AKT: Tradition is not just a song and the subject of Fiddler, but there are also the different cinematic traditions, traditions of writing. Tradition is really the word for your film as well, right?
DR: Thank you for saying that. That’s really interesting to hear. I didn’t think about it in those terms but I appreciate that.
Tzeitel (Rosalind Harris) marrying Motel (Leonard Frey) under the chuppah |
AKT: You are working on a film about Ozu, talking about tradition? Japanese tradition?
DR: Oh my gosh, yeah absolutely. In terms of thematic tensions in his films, like modernity versus tradition and also thematically connected to the disillusion of a family in many of Ozu’s postwar films. And of course Tevye and his daughters and those tensions.
AKT: Fathers and daughters are all over Ozu, of course.
DR: There’s something there!
AKT: There’s something there, definitely. I saw you made a film about Hitchcock and Hopper.

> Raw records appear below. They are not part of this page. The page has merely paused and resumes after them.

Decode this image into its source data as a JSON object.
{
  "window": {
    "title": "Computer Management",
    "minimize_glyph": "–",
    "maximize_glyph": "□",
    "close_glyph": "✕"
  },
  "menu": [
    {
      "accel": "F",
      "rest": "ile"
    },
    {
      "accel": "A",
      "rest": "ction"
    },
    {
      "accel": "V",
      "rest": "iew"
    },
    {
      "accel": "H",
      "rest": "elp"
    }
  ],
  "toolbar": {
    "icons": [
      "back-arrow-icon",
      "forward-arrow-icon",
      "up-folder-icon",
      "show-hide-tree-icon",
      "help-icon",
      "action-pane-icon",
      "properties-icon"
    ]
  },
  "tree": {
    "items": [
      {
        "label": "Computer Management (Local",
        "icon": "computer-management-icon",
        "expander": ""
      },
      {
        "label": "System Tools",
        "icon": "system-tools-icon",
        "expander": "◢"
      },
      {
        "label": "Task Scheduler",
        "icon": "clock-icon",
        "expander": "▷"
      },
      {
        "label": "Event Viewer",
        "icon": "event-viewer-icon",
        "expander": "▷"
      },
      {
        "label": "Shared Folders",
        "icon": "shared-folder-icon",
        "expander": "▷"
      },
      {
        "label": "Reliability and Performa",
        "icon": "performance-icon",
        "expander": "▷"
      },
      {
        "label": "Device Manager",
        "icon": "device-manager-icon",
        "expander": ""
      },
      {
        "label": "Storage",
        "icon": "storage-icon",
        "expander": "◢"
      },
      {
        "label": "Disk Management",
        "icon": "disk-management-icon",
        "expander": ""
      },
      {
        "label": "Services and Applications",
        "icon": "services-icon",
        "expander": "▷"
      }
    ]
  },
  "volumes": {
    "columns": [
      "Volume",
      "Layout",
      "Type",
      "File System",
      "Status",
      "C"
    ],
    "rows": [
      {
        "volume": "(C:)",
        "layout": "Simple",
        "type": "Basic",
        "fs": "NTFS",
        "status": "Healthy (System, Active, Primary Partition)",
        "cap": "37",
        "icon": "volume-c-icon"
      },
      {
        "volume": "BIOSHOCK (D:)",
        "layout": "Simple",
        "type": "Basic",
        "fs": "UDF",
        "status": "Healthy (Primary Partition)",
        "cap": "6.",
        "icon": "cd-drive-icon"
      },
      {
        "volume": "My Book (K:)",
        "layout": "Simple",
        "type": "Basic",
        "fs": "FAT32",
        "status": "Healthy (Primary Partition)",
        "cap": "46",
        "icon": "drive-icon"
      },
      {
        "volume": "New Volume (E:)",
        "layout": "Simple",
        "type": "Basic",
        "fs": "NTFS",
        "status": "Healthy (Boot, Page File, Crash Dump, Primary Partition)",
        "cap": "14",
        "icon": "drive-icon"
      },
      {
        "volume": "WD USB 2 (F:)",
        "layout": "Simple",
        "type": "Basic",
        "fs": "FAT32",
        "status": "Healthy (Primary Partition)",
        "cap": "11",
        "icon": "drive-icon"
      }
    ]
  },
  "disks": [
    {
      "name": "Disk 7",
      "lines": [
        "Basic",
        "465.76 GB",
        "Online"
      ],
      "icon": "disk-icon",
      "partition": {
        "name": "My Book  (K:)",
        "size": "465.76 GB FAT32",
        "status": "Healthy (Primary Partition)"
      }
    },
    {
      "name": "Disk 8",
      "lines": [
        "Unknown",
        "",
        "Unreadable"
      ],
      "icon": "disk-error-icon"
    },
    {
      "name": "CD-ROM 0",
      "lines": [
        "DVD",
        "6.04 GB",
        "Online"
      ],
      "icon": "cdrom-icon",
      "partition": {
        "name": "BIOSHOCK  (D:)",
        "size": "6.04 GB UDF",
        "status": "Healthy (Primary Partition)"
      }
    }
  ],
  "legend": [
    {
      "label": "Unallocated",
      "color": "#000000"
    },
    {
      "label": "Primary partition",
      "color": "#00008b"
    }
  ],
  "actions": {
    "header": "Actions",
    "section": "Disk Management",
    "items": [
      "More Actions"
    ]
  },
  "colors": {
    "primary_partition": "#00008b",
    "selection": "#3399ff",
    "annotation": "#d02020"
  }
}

DR: I did. It was a short film for the Criterion Collection and - again - it’s a discussion with Robert Boyle, the production designer of Fiddler On The Roof and North By Northwest, The Birds, Marnie, Saboteur, Shadow of a Doubt. He was my professor and I knew he loved Edward Hopper, so for Christmas I got him, when I was a student, a book on Hopper paintings.

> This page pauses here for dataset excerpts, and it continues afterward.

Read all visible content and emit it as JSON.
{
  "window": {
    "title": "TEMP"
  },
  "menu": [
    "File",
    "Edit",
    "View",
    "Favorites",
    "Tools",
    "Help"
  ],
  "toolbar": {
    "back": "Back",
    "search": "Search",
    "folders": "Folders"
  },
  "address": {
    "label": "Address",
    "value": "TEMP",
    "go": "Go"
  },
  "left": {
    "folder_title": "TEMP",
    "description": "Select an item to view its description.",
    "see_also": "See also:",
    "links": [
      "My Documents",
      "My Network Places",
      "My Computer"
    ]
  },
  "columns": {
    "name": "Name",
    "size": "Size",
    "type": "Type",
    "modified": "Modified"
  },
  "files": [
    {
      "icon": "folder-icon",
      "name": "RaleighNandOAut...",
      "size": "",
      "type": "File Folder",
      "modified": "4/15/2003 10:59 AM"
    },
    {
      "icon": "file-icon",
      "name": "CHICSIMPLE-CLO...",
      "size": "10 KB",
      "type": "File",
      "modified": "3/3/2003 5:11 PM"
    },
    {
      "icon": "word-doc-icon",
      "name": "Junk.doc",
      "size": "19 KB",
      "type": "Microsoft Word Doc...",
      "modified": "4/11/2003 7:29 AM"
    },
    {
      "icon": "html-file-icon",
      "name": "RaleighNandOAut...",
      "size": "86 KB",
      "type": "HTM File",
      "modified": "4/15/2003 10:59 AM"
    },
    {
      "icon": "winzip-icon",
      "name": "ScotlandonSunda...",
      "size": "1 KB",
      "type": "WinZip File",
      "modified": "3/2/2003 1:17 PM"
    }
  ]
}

Fiddler’s Journey To The Big Screen opens at the Angelika Film Center in New York on Friday, April 29 |
I had my camera and he started to go through each page, each painting in the book, and shared with me an insight that I never really heard of before. Which is the idea that the artist, going all the way back to the great painters, Michelangelo, Leonardo Da Vinci and all the way to Hopper and Hitchcock, is what is interesting is not the climax, the big event, but the moment before. The humanity, the tension before the climax, what he referred to as the penultimate moment.
And looking at Hopper, these are all these penultimate moments. And understanding how a production designer can contribute through storyboarding these penultimate moments for Hitchcock and incorporating cinema language into the visual arts - it was such a beautiful revelation. Thank you for asking about that.
AKT: Did you see the Bix Beiderbecke film that just got re-released? It has a lot of Hopper paintings in it.
DR: Is that the Wim Wenders film?
AKT: No, Wim’s project was something different. The one I am talking about was made in the Eighties. I spoke with the director and she told me about how she used a lot of Hopper paintings to illustrate the music. Also about the penultimate moment - that’s also Coco Chanel, who said that it’s much more interesting getting dressed before going out than the event itself.
DR: It’s the moment before. That’s great!
AKT: Thank you so much for a beautiful film
DR: Thank you! Very nice to meet you. Take care!
Fiddler’s Journey To The Big Screen opens at the Angelika Film Center in New York on Friday, April 29. Daniel Raim along with Neva Small and Rosalind Harris will participate in Q&As following the 7:25pm screenings on April 29 and April 30.